Obviamente, essas regras são
escrupulosamente respeitadas pelo conjunto dos escravos assalariados,
especialmente em França. Hoje em dia, manifestações, incluindo as mais
populares, são agendadas com o consentimento das autoridades, fixadas pelas
entidades sindicais num horário específico; ou mesmo, para não penalizar a
produção de mercadorias (especialmente as máquinas da morte), organizadas nos
fins de semana. Ou seja, nos dias de folga dos trabalhadores. Assim, os
trabalhadores, mesmo os que protestam, pagam o preço de sacrificar o dia de
folga concedido pelo capital.
Eles não levam o protesto para o local de
trabalho. Não atacam o seu local de exploração. Não lutam no seu ambiente
concreto de opressão. Não questionam a sua escravidão no local de trabalho. Não
organizam a sua resistência dentro do local de trabalho para melhor
subvertê-lo, mas fora do contexto espacial profissional, através de mobilizações
inofensivas realizadas num espaço urbano legalmente delimitado.
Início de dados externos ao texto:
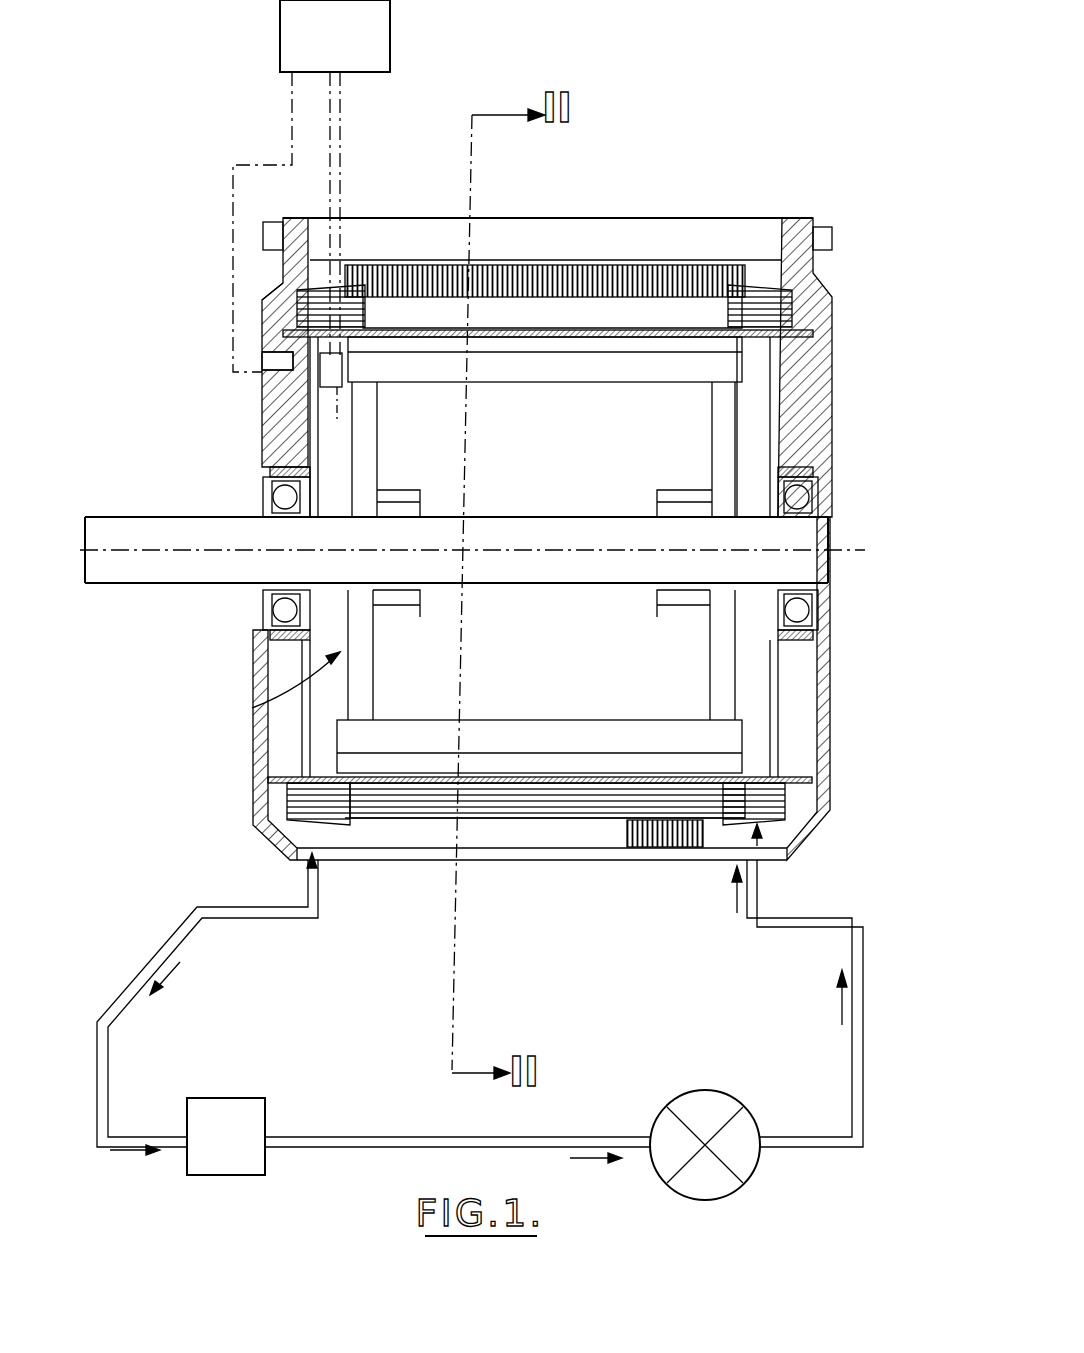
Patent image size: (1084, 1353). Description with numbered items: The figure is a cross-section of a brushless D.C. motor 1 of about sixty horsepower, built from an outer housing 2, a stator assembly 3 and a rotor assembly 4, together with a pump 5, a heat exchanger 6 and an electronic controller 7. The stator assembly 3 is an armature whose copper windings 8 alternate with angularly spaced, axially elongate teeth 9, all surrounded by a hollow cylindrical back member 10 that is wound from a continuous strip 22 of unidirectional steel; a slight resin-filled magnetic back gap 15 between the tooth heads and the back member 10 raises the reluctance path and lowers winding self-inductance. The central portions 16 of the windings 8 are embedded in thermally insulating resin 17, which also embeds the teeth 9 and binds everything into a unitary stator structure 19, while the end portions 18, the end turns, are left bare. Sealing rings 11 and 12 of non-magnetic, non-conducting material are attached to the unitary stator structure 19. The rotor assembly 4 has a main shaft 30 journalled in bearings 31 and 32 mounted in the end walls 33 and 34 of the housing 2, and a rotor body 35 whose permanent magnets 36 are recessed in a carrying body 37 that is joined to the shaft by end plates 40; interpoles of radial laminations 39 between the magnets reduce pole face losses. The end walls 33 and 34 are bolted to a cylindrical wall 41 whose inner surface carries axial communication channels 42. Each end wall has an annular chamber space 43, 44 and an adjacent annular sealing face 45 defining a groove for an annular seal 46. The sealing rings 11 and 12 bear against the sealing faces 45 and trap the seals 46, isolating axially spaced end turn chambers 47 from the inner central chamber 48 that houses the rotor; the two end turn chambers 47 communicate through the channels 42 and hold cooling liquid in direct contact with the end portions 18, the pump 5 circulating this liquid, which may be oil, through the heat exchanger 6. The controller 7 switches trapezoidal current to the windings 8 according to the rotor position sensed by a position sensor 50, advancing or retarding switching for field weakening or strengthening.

The brushless D.C. motor 1 is at (240, 430).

Através de
greves em camera lenta lideradas por burocracias sindicais, materializadas por
manifestações carnavalescas ritualizadas num cenário de feira.
Em termos de militância emancipatória, com
esses revolucionários processionais, somos brindados com protestos pontuados
por caminhadas pacíficas, marcadas, canalizadas, banais, ilustradas pelos
desfiles bem-humorados e inofensivos de reivindicações e pelas queixas corteses
dirigidas aos governantes, esses representantes do Grande Capital, responsáveis
por políticas anti-sociais, carnificina económica, empobrecimento, escassez,
inflação.
No entanto, o que os manifestantes
franceses, particularmente aqueles que iniciaram o apelo para "bloquear o
país" em 10 de Setembro, não entenderam é que a única maneira de forçar os
donos do mundo, representados pelo governo Macron, a cederem é usar a formidável
arma da greve geral, a única capaz de abalar o poder atacando os meios de
produção, fonte de mais-valia e lucros para os patrões.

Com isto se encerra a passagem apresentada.